Auto insurance FAQ

Even if you know the basics of car insurance, we know there are probably still a few questions you may have. Check out our FAQ’s below.

Do I really need auto insurance?

Yes – in Canada, it’s the law: your vehicle has to be insured. The exact requirements vary from province to province, but every jurisdiction mandates a minimum amount of liability insurance. Most drivers should invest in a broad spectrum of insurance, not just liability, so that they’re protected in the event of unexpected, unavoidable scenarios, like an accident, fire, or theft. After all, bad things can happen to anyone.

What is no-fault insurance?

A type of insurance system used by providers in several provinces, like Ontario and Alberta. Under the no-fault insurance system, you skip the hassle of pursuing the at-fault driver’s insurer to get compensation. Instead, your own provider pays out your benefits, which usually means you get quicker and more convenient service.

But who’s at fault in an accident still matters. If you’re found at fault, that verdict goes on your record and your insurer could raise your premiums.

What is an auto insurance deductible?

The amount of money that you must pay out of pocket to cover damages. Your insurance provider will pay for all covered costs beyond your deductible. For example, if your policy has a $500 deductible, you would pay the first $500 of your claim, and your insurance company would pay the rest, up to a pre-determined maximum amount.

So, naturally, your deductible impacts your car insurance rate. When you commit to a higher deductible, your provider doesn’t have to contribute as much money to your claims.
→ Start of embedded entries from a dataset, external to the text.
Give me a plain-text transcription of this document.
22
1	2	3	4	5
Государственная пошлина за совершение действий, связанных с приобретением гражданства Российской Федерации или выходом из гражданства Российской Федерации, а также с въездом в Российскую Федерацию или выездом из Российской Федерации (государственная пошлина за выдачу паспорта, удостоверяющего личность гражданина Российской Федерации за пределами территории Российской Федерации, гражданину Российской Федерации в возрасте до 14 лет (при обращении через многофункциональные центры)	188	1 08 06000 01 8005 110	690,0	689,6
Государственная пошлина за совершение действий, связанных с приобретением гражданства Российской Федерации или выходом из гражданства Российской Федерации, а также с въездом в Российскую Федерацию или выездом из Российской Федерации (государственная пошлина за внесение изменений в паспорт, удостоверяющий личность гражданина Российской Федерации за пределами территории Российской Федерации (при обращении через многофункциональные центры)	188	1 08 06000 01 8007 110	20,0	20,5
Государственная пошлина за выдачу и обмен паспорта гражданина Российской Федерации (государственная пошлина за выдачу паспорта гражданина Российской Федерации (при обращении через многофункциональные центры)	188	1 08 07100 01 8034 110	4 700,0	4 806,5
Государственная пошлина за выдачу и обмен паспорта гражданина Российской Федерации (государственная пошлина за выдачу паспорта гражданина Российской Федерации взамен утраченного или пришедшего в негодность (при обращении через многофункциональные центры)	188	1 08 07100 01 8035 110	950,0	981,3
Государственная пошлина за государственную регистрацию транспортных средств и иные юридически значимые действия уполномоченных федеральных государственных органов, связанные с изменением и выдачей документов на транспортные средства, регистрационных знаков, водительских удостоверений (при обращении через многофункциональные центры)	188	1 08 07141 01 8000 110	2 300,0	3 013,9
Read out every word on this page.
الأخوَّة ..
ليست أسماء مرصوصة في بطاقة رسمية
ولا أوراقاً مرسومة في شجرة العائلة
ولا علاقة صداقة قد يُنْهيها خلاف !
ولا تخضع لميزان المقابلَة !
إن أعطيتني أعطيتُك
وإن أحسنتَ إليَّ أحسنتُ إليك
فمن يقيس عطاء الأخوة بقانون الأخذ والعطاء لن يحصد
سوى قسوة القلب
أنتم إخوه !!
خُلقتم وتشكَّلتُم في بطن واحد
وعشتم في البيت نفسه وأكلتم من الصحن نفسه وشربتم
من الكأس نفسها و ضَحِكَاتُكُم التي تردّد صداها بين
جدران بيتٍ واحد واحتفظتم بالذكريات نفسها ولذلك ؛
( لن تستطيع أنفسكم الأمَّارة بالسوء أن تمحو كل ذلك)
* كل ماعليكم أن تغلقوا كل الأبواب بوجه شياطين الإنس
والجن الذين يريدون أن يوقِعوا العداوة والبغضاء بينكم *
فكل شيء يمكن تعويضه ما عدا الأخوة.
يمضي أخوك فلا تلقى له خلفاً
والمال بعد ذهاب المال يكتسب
As a result, your premium lowers.

How do providers determine insurance premiums?

They evaluate a long list of variables, including your age, commute, and driving record. Insurers also consider the make, model, horsepower rating, and safety features of your vehicle before calculating your rate.

Try our auto insurance comparison service if you want to shop for the lowest rates. Just plug your information into our quoter -- even though insurers have access to all the same info, you’ll notice that each one offers a slightly different rate.

Does my marital status impact my auto insurance premium?

It could. In certain provinces, namely Ontario, insurers are allowed to use your marital status to set your premium. But there’s no real way to determine how much weight your insurer puts into it. Some use it, while others don’t.

Do I get an automatic discount on my car insurance when I turn 25?

It’s a myth — you won’t magically get a discount at the stroke of midnight on your 25th birthday. But it has persisted because, statistically speaking, most drivers see their insurance rates steadily fall throughout their twenties. This trend is prevalent among drivers who’ve been insured since the age of 17 (when they first earned their licence) and have a good driving record. However, we discovered that the most significant drop in annual premiums actually occurs around age 21.

Young people pay more for car insurance. It’s an unavoidable fact. Your driving history, the type of vehicle you own, and the insurance company you choose also play a big part in determining your premium.  

If I have to make to make a claim or make a change to my auto insurance policy, do I contact the broker that sold me the policy or the insurance company?

If you’ve purchased insurance from a broker, you should file your claim through them. Your broker’s job is to act as your advocate should the insurance company try to dispute your claim. Your broker will help you gather all the information you need to make the report and submit it to the insurance company. If you need to file a claim, don’t hesitate — get in touch with your broker immediately.

How soon before my renewal should I shop for insurance and how long is the quoted rate valid?

Your auto insurance provider will send you paperwork a few weeks before the renewal date — this is generally a good time to start shopping around for rates.

That said, you don’t have to wait until your policy is close to expiring. Seeing what’s out there at any point of your contract is a good idea. Although they are subject to provincial regulatory oversight, insurance rates are not determined by the free market. Each company uses its own claims history to set rates (though provincial governments have a major hand in regulating rates; take the Financial Services Commission of Ontario, for instance), so you could very well be paying too much.

As for how long quotes are valid for, that varies company by company. However, any deadlines should be prominently displayed, and when quotes do expire, you should not have any difficulty getting a new one.  

I’m moving to a new province — what do I do about my car insurance?

Moving provinces can be an exciting — and daunting — experience. The good news is that applying for a new car insurance policy isn’t something you need to cross off your to-do list until your move is officially complete. In fact, you’ll want to keep your insurance current until the move is complete. Here’s how you can prepare:

  • Contact your insurance company and ask for a claims experience letter. This report documents your claims history and you’ll want to have this on hand to show an insurer. It usually takes a week to arrive in the mail. You could do this before or after the move.
  • Get a new driver’s licence once you’ve moved in. Every province gives you a limited timeframe to exchange your old licence for a new one.
  • Determine the minimum insurance needed in your province.
  • Compare rates — this is a perfect time to see if you’re getting the best value.